Crimewave’s end again

On Aug. 7 this year I posted “A Quick Study” of this same history of murder rates in New York State. The relatively sudden and very final end of the murder crimewave, that started in the 60’s innercity unrest.  Updated research notes on it are at “Crimewave’s end”

It’s a dramatic indicator of an internal cultural change.

Unlike the major community change of heart in the 60’s that lead to the crime wave, the end was by a similar dramatic community change of heart that was largely silent.  The question is, what happened?

The strong systems indicator in the curve is how it rapidly shifts from high and bumpy to low and dead flat, a clear change of state. There’s really no outside factor yet identified that matches that timing or finality of change, nor explains the more or less sudden relief from a long persistent culture of violence.

In that post I also commented that in the studies I’d read it was odd that no one seems to have asked the people involved what they thought happened. There probably are some scientists who have done so, but I decided to go ask the question on the streets of NYC myself, and see what I got. It’s good reading.(http://www.synapse9.com/cw/cw_interview_notes_10-22_audio.pdf)

It certainly is only one data set, but does expose an unheard from inside point of view. I just handed out a blow-up of the curve asking “were you around here in the 90’s”, and “do you remember what happened here”, leading them a little until they proposed something they remembered going on that might have caused it. The file contains brief notes reflecting 50 good conversations with people, four audio file links, and my compilation of the reasons people gave.

It’s always great to get out and talk to people, and one rarely has something to ask them that is so central to their own lives and mysterious at the same time. Judge for yourself. Naturally I described what I could make sense of, but people raised some very interesting things.

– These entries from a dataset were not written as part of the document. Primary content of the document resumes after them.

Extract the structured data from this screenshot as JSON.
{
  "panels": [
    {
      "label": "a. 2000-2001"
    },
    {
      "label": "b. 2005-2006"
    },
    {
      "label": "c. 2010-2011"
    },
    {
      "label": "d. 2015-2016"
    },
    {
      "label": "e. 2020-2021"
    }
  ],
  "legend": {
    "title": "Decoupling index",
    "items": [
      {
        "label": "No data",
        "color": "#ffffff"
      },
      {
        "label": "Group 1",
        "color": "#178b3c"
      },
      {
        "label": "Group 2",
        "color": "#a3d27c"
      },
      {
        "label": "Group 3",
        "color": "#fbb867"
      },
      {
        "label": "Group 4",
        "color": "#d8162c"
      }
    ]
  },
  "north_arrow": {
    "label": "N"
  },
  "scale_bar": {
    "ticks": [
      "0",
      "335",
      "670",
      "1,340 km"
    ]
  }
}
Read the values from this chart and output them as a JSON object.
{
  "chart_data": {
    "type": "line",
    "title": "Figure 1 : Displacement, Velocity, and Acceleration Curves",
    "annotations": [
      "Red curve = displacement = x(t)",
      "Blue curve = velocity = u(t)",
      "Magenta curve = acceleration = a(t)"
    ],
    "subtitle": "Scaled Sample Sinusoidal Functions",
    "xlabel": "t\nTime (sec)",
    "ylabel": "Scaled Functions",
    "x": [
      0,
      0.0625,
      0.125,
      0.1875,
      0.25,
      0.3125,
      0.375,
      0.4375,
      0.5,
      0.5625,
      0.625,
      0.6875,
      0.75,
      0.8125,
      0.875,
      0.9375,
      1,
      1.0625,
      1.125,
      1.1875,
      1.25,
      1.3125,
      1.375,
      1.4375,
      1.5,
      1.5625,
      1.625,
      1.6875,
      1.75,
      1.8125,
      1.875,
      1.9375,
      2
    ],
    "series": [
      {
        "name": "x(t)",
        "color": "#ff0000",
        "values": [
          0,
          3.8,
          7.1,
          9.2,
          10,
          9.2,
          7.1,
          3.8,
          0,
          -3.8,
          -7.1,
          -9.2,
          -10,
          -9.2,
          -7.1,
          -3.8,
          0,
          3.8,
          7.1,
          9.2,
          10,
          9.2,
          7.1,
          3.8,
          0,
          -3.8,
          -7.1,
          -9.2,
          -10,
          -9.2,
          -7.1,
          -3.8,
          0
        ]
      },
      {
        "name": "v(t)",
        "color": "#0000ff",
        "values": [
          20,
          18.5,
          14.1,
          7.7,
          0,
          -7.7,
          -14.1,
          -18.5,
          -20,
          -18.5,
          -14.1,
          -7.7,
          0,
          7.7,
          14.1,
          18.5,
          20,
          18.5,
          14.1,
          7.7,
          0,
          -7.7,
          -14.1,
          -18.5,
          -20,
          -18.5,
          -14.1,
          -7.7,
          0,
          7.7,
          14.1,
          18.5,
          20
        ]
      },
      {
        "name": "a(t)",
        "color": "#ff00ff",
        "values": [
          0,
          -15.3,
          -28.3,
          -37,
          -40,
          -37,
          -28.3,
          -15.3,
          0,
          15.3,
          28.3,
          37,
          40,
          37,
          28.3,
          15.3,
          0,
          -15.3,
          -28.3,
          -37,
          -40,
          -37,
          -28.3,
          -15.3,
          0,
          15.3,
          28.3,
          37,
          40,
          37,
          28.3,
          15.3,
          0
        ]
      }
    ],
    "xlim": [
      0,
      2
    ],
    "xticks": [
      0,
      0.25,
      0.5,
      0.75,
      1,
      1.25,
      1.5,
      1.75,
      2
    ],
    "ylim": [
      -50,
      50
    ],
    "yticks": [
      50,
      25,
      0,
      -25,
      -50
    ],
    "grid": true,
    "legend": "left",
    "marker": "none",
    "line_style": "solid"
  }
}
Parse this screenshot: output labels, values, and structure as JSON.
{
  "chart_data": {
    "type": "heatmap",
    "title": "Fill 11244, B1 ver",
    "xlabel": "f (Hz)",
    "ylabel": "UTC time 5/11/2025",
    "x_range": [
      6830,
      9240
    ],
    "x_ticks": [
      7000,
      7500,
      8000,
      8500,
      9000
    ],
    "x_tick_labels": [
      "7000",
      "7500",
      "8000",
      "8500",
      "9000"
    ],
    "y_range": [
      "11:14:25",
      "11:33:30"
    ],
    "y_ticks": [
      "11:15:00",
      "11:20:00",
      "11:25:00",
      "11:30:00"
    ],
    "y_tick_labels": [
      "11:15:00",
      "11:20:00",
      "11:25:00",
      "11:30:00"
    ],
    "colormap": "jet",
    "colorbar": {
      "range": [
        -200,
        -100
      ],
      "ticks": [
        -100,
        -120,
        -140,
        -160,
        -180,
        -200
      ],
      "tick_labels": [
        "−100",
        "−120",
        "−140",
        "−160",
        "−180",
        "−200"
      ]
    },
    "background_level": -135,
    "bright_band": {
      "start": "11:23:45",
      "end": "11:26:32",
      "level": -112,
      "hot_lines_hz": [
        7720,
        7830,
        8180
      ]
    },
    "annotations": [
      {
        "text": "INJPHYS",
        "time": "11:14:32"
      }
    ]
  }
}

Among the big missing pieces of data, from a systems point of view, is whether each city of NYS had the same trend as the aggregate (all of them together), and particularly whether the turning points for each city were all at the same time, or in sequence. That would suggest or rule out several paths of causation. One might also ask, did I bias my findings by possibly asking the questions in a way that determined the answer I got? People do indeed commonly find what they’re looking for because of that.

Well, I found something like I was looking for, but I tried to be careful about that. I did push people to recall what was going on inside the culture, events without names, things easily forgotten. From my own experience of living on West 96th street at the time I thought the turnaround might have had something to do with those amazing memorial murals that the wild style graffiti artists made on handball walls all over town for the families and friends of the victims of the street.

I never guessed that when I asked people about that specifically they would remember but not give it much importance. The timing and kind of message of those memorials sent is a good match for the timing and kind of change that occurred though… so who knows. That a huge sudden change in our local culture of such enormous importance would go essentially unnoticed is still the most amazing thing.